Avec ce sentiment de privation, la question de la répartition des ressources reste ouverte. D’autant que l’effet s’accentue chez les groupes marginalisés politiquement, c’est-à-dire n’ayant pas de représentation politique au sein du pays. L’effet de l’activité minière sur le sentiment d’appartenance ethnique est également plus fort pour les groupes les plus pauvres et ceux qui ont connu des conflits récents. Ainsi, si l’exploitation des ressources a des retombées positives, elle peut aussi entraver le développement et la stabilité politique en renforçant la fragmentation entre groupes ethniques et les conflits pour l’obtention des ressources dans un contexte d’inégalités. Cette déstabilisation est d’autant plus importante qu’elle dure dans le temps : elle s’accentue dans les deux à trois ans suivant les débuts de l’exploitation, et se renforce lors des périodes électorales.
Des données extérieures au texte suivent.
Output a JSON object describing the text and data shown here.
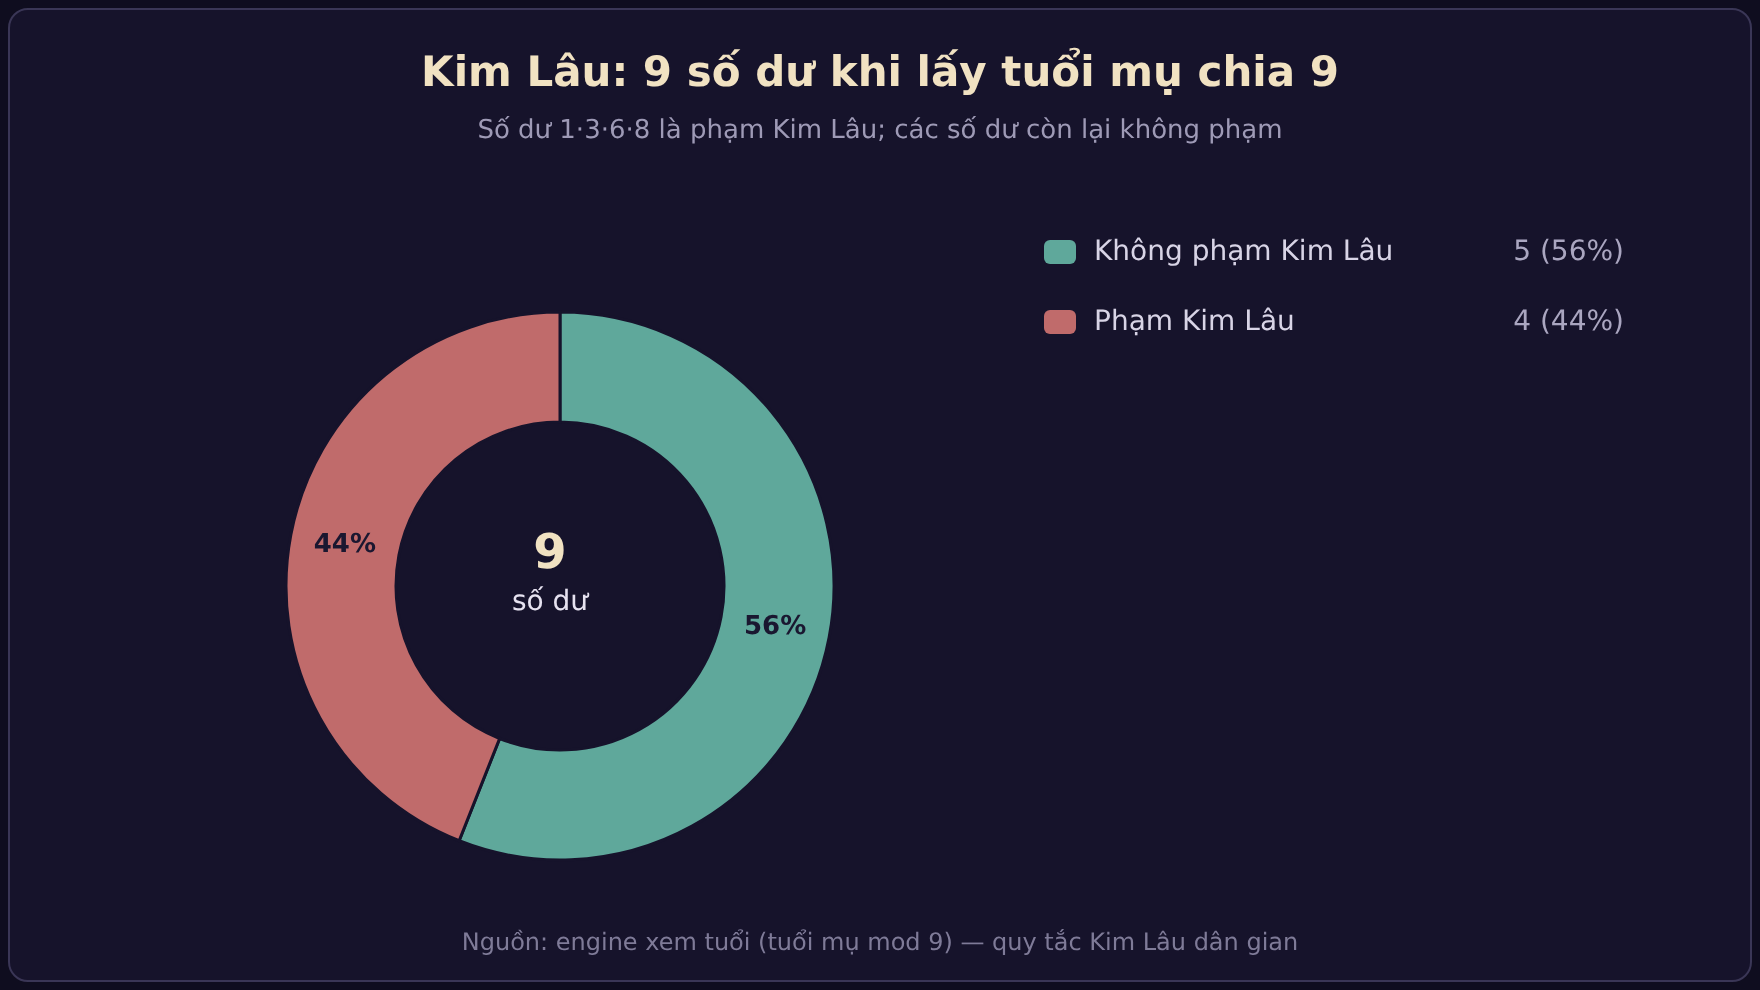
{
  "chart_data": {
    "type": "donut",
    "title": "Kim Lâu: 9 số dư khi lấy tuổi mụ chia 9",
    "subtitle": "Số dư 1·3·6·8 là phạm Kim Lâu; các số dư còn lại không phạm",
    "categories": [
      "Không phạm Kim Lâu",
      "Phạm Kim Lâu"
    ],
    "values": [
      56,
      44
    ],
    "colors": [
      "#5fa89b",
      "#c06b6b"
    ],
    "value_labels": [
      "56%",
      "44%"
    ],
    "legend": "top right",
    "annotations": [
      "9",
      "số dư",
      "5 (56%)",
      "4 (44%)",
      "Nguồn: engine xem tuổi (tuổi mụ mod 9) — quy tắc Kim Lâu dân gian"
    ]
  }
}
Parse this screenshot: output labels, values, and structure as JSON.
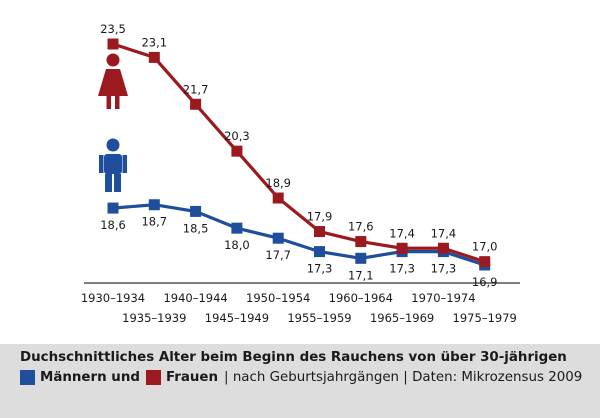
{
  "chart_data": {
    "type": "line",
    "categories": [
      "1930–1934",
      "1935–1939",
      "1940–1944",
      "1945–1949",
      "1950–1954",
      "1955–1959",
      "1960–1964",
      "1965–1969",
      "1970–1974",
      "1975–1979"
    ],
    "series": [
      {
        "name": "Frauen",
        "color": "#9b1a1f",
        "values": [
          23.5,
          23.1,
          21.7,
          20.3,
          18.9,
          17.9,
          17.6,
          17.4,
          17.4,
          17.0
        ],
        "labels": [
          "23,5",
          "23,1",
          "21,7",
          "20,3",
          "18,9",
          "17,9",
          "17,6",
          "17,4",
          "17,4",
          "17,0"
        ]
      },
      {
        "name": "Männern",
        "color": "#1f4e9c",
        "values": [
          18.6,
          18.7,
          18.5,
          18.0,
          17.7,
          17.3,
          17.1,
          17.3,
          17.3,
          16.9
        ],
        "labels": [
          "18,6",
          "18,7",
          "18,5",
          "18,0",
          "17,7",
          "17,3",
          "17,1",
          "17,3",
          "17,3",
          "16,9"
        ]
      }
    ],
    "icons": [
      "female-person-icon",
      "male-person-icon"
    ]
  },
  "caption": {
    "title": "Duchschnittliches Alter beim Beginn des Rauchens von über 30-jährigen",
    "maenner_label": "Männern und",
    "frauen_label": "Frauen",
    "rest": "| nach Geburtsjahrgängen | Daten: Mikrozensus 2009"
  }
}
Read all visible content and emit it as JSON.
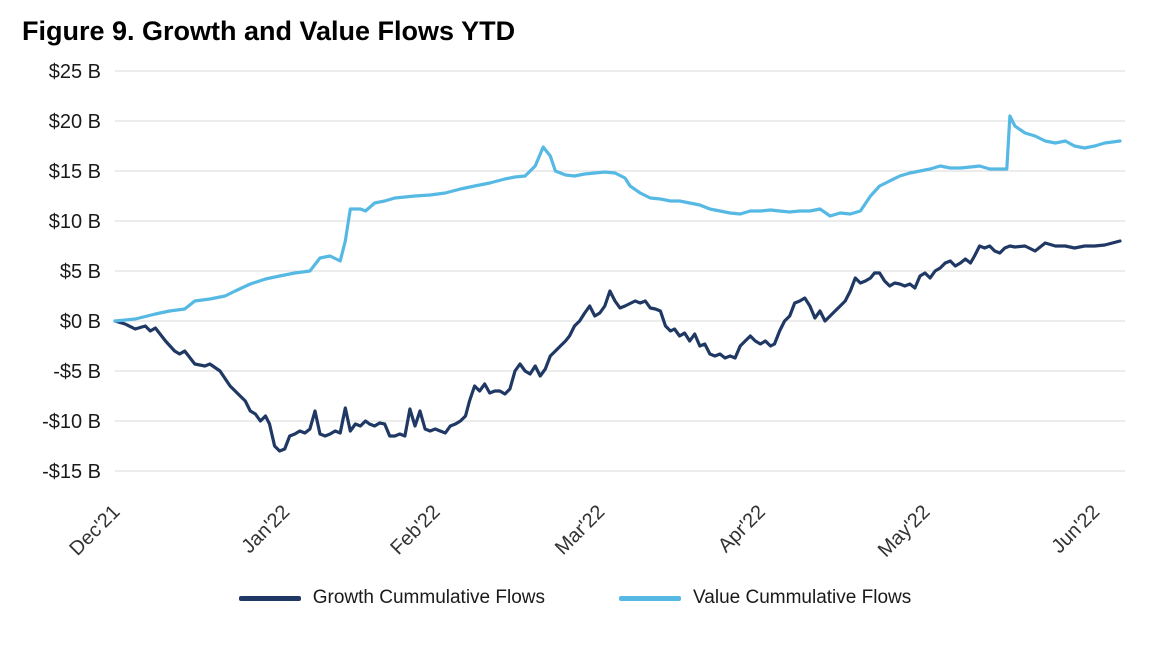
{
  "chart_data": {
    "type": "line",
    "title": "Figure 9. Growth and Value Flows YTD",
    "xlabel": "",
    "ylabel": "",
    "ylim": [
      -15,
      25
    ],
    "grid": true,
    "legend_position": "bottom",
    "grid_color": "#d9d9d9",
    "axis_label_color": "#333333",
    "x_ticks": [
      {
        "label": "Dec'21",
        "f": 0.0
      },
      {
        "label": "Jan'22",
        "f": 0.168
      },
      {
        "label": "Feb'22",
        "f": 0.317
      },
      {
        "label": "Mar'22",
        "f": 0.48
      },
      {
        "label": "Apr'22",
        "f": 0.639
      },
      {
        "label": "May'22",
        "f": 0.802
      },
      {
        "label": "Jun'22",
        "f": 0.97
      }
    ],
    "y_ticks": [
      {
        "label": "$25 B",
        "v": 25
      },
      {
        "label": "$20 B",
        "v": 20
      },
      {
        "label": "$15 B",
        "v": 15
      },
      {
        "label": "$10 B",
        "v": 10
      },
      {
        "label": "$5 B",
        "v": 5
      },
      {
        "label": "$0 B",
        "v": 0
      },
      {
        "label": "-$5 B",
        "v": -5
      },
      {
        "label": "-$10 B",
        "v": -10
      },
      {
        "label": "-$15 B",
        "v": -15
      }
    ],
    "series": [
      {
        "name": "Growth Cummulative Flows",
        "color": "#1F3864",
        "units": "billions USD",
        "points": [
          [
            0.0,
            0.0
          ],
          [
            0.01,
            -0.3
          ],
          [
            0.02,
            -0.8
          ],
          [
            0.03,
            -0.5
          ],
          [
            0.035,
            -1.0
          ],
          [
            0.04,
            -0.7
          ],
          [
            0.05,
            -2.0
          ],
          [
            0.059,
            -3.0
          ],
          [
            0.064,
            -3.3
          ],
          [
            0.069,
            -3.0
          ],
          [
            0.079,
            -4.3
          ],
          [
            0.089,
            -4.5
          ],
          [
            0.094,
            -4.3
          ],
          [
            0.104,
            -5.0
          ],
          [
            0.114,
            -6.5
          ],
          [
            0.124,
            -7.5
          ],
          [
            0.129,
            -8.0
          ],
          [
            0.134,
            -9.0
          ],
          [
            0.139,
            -9.3
          ],
          [
            0.144,
            -10.0
          ],
          [
            0.149,
            -9.5
          ],
          [
            0.153,
            -10.3
          ],
          [
            0.158,
            -12.5
          ],
          [
            0.163,
            -13.0
          ],
          [
            0.168,
            -12.8
          ],
          [
            0.173,
            -11.5
          ],
          [
            0.178,
            -11.3
          ],
          [
            0.183,
            -11.0
          ],
          [
            0.188,
            -11.2
          ],
          [
            0.193,
            -10.8
          ],
          [
            0.198,
            -9.0
          ],
          [
            0.203,
            -11.3
          ],
          [
            0.208,
            -11.5
          ],
          [
            0.213,
            -11.3
          ],
          [
            0.218,
            -11.0
          ],
          [
            0.223,
            -11.2
          ],
          [
            0.228,
            -8.7
          ],
          [
            0.233,
            -11.0
          ],
          [
            0.238,
            -10.3
          ],
          [
            0.243,
            -10.5
          ],
          [
            0.248,
            -10.0
          ],
          [
            0.252,
            -10.3
          ],
          [
            0.257,
            -10.5
          ],
          [
            0.262,
            -10.2
          ],
          [
            0.267,
            -10.3
          ],
          [
            0.272,
            -11.5
          ],
          [
            0.277,
            -11.5
          ],
          [
            0.282,
            -11.3
          ],
          [
            0.287,
            -11.5
          ],
          [
            0.292,
            -8.8
          ],
          [
            0.297,
            -10.5
          ],
          [
            0.302,
            -9.0
          ],
          [
            0.307,
            -10.8
          ],
          [
            0.312,
            -11.0
          ],
          [
            0.317,
            -10.8
          ],
          [
            0.322,
            -11.0
          ],
          [
            0.327,
            -11.2
          ],
          [
            0.332,
            -10.5
          ],
          [
            0.337,
            -10.3
          ],
          [
            0.342,
            -10.0
          ],
          [
            0.347,
            -9.5
          ],
          [
            0.351,
            -8.0
          ],
          [
            0.356,
            -6.5
          ],
          [
            0.361,
            -7.0
          ],
          [
            0.366,
            -6.3
          ],
          [
            0.371,
            -7.2
          ],
          [
            0.376,
            -7.0
          ],
          [
            0.381,
            -7.0
          ],
          [
            0.386,
            -7.3
          ],
          [
            0.391,
            -6.8
          ],
          [
            0.396,
            -5.0
          ],
          [
            0.401,
            -4.3
          ],
          [
            0.406,
            -5.0
          ],
          [
            0.411,
            -5.3
          ],
          [
            0.416,
            -4.5
          ],
          [
            0.421,
            -5.5
          ],
          [
            0.426,
            -4.8
          ],
          [
            0.431,
            -3.5
          ],
          [
            0.436,
            -3.0
          ],
          [
            0.441,
            -2.5
          ],
          [
            0.446,
            -2.0
          ],
          [
            0.45,
            -1.5
          ],
          [
            0.455,
            -0.5
          ],
          [
            0.46,
            0.0
          ],
          [
            0.465,
            0.8
          ],
          [
            0.47,
            1.5
          ],
          [
            0.475,
            0.5
          ],
          [
            0.48,
            0.8
          ],
          [
            0.485,
            1.5
          ],
          [
            0.49,
            3.0
          ],
          [
            0.495,
            2.0
          ],
          [
            0.5,
            1.3
          ],
          [
            0.505,
            1.5
          ],
          [
            0.515,
            2.0
          ],
          [
            0.52,
            1.8
          ],
          [
            0.525,
            2.0
          ],
          [
            0.53,
            1.3
          ],
          [
            0.535,
            1.2
          ],
          [
            0.54,
            1.0
          ],
          [
            0.545,
            -0.5
          ],
          [
            0.55,
            -1.0
          ],
          [
            0.554,
            -0.8
          ],
          [
            0.559,
            -1.5
          ],
          [
            0.564,
            -1.2
          ],
          [
            0.569,
            -2.0
          ],
          [
            0.574,
            -1.3
          ],
          [
            0.579,
            -2.5
          ],
          [
            0.584,
            -2.3
          ],
          [
            0.589,
            -3.3
          ],
          [
            0.594,
            -3.5
          ],
          [
            0.599,
            -3.3
          ],
          [
            0.604,
            -3.7
          ],
          [
            0.609,
            -3.5
          ],
          [
            0.614,
            -3.7
          ],
          [
            0.619,
            -2.5
          ],
          [
            0.624,
            -2.0
          ],
          [
            0.629,
            -1.5
          ],
          [
            0.634,
            -2.0
          ],
          [
            0.639,
            -2.3
          ],
          [
            0.644,
            -2.0
          ],
          [
            0.649,
            -2.5
          ],
          [
            0.653,
            -2.3
          ],
          [
            0.658,
            -1.0
          ],
          [
            0.663,
            0.0
          ],
          [
            0.668,
            0.5
          ],
          [
            0.673,
            1.8
          ],
          [
            0.678,
            2.0
          ],
          [
            0.683,
            2.3
          ],
          [
            0.688,
            1.5
          ],
          [
            0.693,
            0.3
          ],
          [
            0.698,
            1.0
          ],
          [
            0.703,
            0.0
          ],
          [
            0.708,
            0.5
          ],
          [
            0.713,
            1.0
          ],
          [
            0.718,
            1.5
          ],
          [
            0.723,
            2.0
          ],
          [
            0.728,
            3.0
          ],
          [
            0.733,
            4.3
          ],
          [
            0.738,
            3.8
          ],
          [
            0.743,
            4.0
          ],
          [
            0.748,
            4.3
          ],
          [
            0.752,
            4.8
          ],
          [
            0.757,
            4.8
          ],
          [
            0.762,
            4.0
          ],
          [
            0.767,
            3.5
          ],
          [
            0.772,
            3.8
          ],
          [
            0.777,
            3.7
          ],
          [
            0.782,
            3.5
          ],
          [
            0.787,
            3.7
          ],
          [
            0.792,
            3.3
          ],
          [
            0.797,
            4.5
          ],
          [
            0.802,
            4.8
          ],
          [
            0.807,
            4.3
          ],
          [
            0.812,
            5.0
          ],
          [
            0.817,
            5.3
          ],
          [
            0.822,
            5.8
          ],
          [
            0.827,
            6.0
          ],
          [
            0.832,
            5.5
          ],
          [
            0.837,
            5.8
          ],
          [
            0.842,
            6.2
          ],
          [
            0.847,
            5.8
          ],
          [
            0.851,
            6.5
          ],
          [
            0.856,
            7.5
          ],
          [
            0.861,
            7.3
          ],
          [
            0.866,
            7.5
          ],
          [
            0.871,
            7.0
          ],
          [
            0.876,
            6.8
          ],
          [
            0.881,
            7.3
          ],
          [
            0.886,
            7.5
          ],
          [
            0.891,
            7.4
          ],
          [
            0.901,
            7.5
          ],
          [
            0.911,
            7.0
          ],
          [
            0.921,
            7.8
          ],
          [
            0.931,
            7.5
          ],
          [
            0.941,
            7.5
          ],
          [
            0.95,
            7.3
          ],
          [
            0.96,
            7.5
          ],
          [
            0.97,
            7.5
          ],
          [
            0.98,
            7.6
          ],
          [
            0.995,
            8.0
          ]
        ]
      },
      {
        "name": "Value Cummulative Flows",
        "color": "#56B9E4",
        "units": "billions USD",
        "points": [
          [
            0.0,
            0.0
          ],
          [
            0.02,
            0.2
          ],
          [
            0.04,
            0.7
          ],
          [
            0.054,
            1.0
          ],
          [
            0.069,
            1.2
          ],
          [
            0.079,
            2.0
          ],
          [
            0.094,
            2.2
          ],
          [
            0.109,
            2.5
          ],
          [
            0.119,
            3.0
          ],
          [
            0.134,
            3.7
          ],
          [
            0.149,
            4.2
          ],
          [
            0.163,
            4.5
          ],
          [
            0.178,
            4.8
          ],
          [
            0.193,
            5.0
          ],
          [
            0.203,
            6.3
          ],
          [
            0.213,
            6.5
          ],
          [
            0.223,
            6.0
          ],
          [
            0.228,
            8.0
          ],
          [
            0.233,
            11.2
          ],
          [
            0.243,
            11.2
          ],
          [
            0.248,
            11.0
          ],
          [
            0.257,
            11.8
          ],
          [
            0.267,
            12.0
          ],
          [
            0.277,
            12.3
          ],
          [
            0.287,
            12.4
          ],
          [
            0.297,
            12.5
          ],
          [
            0.312,
            12.6
          ],
          [
            0.327,
            12.8
          ],
          [
            0.342,
            13.2
          ],
          [
            0.356,
            13.5
          ],
          [
            0.371,
            13.8
          ],
          [
            0.386,
            14.2
          ],
          [
            0.396,
            14.4
          ],
          [
            0.406,
            14.5
          ],
          [
            0.416,
            15.5
          ],
          [
            0.424,
            17.4
          ],
          [
            0.431,
            16.5
          ],
          [
            0.436,
            15.0
          ],
          [
            0.446,
            14.6
          ],
          [
            0.455,
            14.5
          ],
          [
            0.465,
            14.7
          ],
          [
            0.475,
            14.8
          ],
          [
            0.485,
            14.9
          ],
          [
            0.495,
            14.8
          ],
          [
            0.505,
            14.3
          ],
          [
            0.51,
            13.5
          ],
          [
            0.52,
            12.8
          ],
          [
            0.53,
            12.3
          ],
          [
            0.54,
            12.2
          ],
          [
            0.55,
            12.0
          ],
          [
            0.559,
            12.0
          ],
          [
            0.569,
            11.8
          ],
          [
            0.579,
            11.6
          ],
          [
            0.589,
            11.2
          ],
          [
            0.599,
            11.0
          ],
          [
            0.609,
            10.8
          ],
          [
            0.619,
            10.7
          ],
          [
            0.629,
            11.0
          ],
          [
            0.639,
            11.0
          ],
          [
            0.649,
            11.1
          ],
          [
            0.658,
            11.0
          ],
          [
            0.668,
            10.9
          ],
          [
            0.678,
            11.0
          ],
          [
            0.688,
            11.0
          ],
          [
            0.698,
            11.2
          ],
          [
            0.708,
            10.5
          ],
          [
            0.718,
            10.8
          ],
          [
            0.728,
            10.7
          ],
          [
            0.738,
            11.0
          ],
          [
            0.748,
            12.5
          ],
          [
            0.757,
            13.5
          ],
          [
            0.767,
            14.0
          ],
          [
            0.777,
            14.5
          ],
          [
            0.787,
            14.8
          ],
          [
            0.797,
            15.0
          ],
          [
            0.807,
            15.2
          ],
          [
            0.817,
            15.5
          ],
          [
            0.827,
            15.3
          ],
          [
            0.837,
            15.3
          ],
          [
            0.847,
            15.4
          ],
          [
            0.856,
            15.5
          ],
          [
            0.866,
            15.2
          ],
          [
            0.876,
            15.2
          ],
          [
            0.883,
            15.2
          ],
          [
            0.886,
            20.5
          ],
          [
            0.891,
            19.5
          ],
          [
            0.901,
            18.8
          ],
          [
            0.911,
            18.5
          ],
          [
            0.921,
            18.0
          ],
          [
            0.931,
            17.8
          ],
          [
            0.941,
            18.0
          ],
          [
            0.95,
            17.5
          ],
          [
            0.96,
            17.3
          ],
          [
            0.97,
            17.5
          ],
          [
            0.98,
            17.8
          ],
          [
            0.995,
            18.0
          ]
        ]
      }
    ]
  },
  "legend": {
    "growth_label": "Growth Cummulative Flows",
    "value_label": "Value Cummulative Flows"
  },
  "colors": {
    "growth": "#1F3864",
    "value": "#56B9E4",
    "grid": "#d9d9d9"
  }
}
Le sentiment d’appartenance n’engendre toutefois pas seulement la fragmentation nationale ou des risques de conflits interethniques, il permet aussi aux groupes en place de s’organiser politiquement pour souligner les conséquences désastreuses de l’exploitation minière. Aussi, les leaders politiques de ces groupes ont pu dénoncer les inégalités de répartition des richesses ou l’accaparement des ressources en faisant de l’identité ethnique un étendard rassembleur autour d’une même cause. En revanche, les auteurs soulignent comment, à travers ces fragmentations, l’exploitation minière contribue à détériorer le tissu social africain en renforçant les divisions interethniques. Bien que les mines puissent générer des gains financiers, une partie des populations locales expriment plutôt leur sentiment d’exclusion, ce qui peut accroître les tensions. Ces résultats suggèrent que les effets de l’exploitation minière sur la fragmentation sociale, qui pourraient amplifier ou partiellement expliquer ceux déjà documentés sur les conflits et l’instabilité politique, sont un élément important, que les différents acteurs impliqués – gouvernements, compagnies minières, etc. – doivent prendre en compte. 

Référence 

Berman N., Couttenier M., Girard V., 2023, « Mineral Resources and the Salience of Ethnic Identities ». Social Choice and Welfare. The Economic Journal, Volume 133, Issue 653, 1705–1737.

Notes

1. Berman, Nicolas, Mathieu Couttenier, Dominic Rohner, and Mathias Thoenig. 2017. "This Mine Is Mine! How Minerals Fuel Conflicts in Africa." American Economic Review, 107 (6): 1564-1610.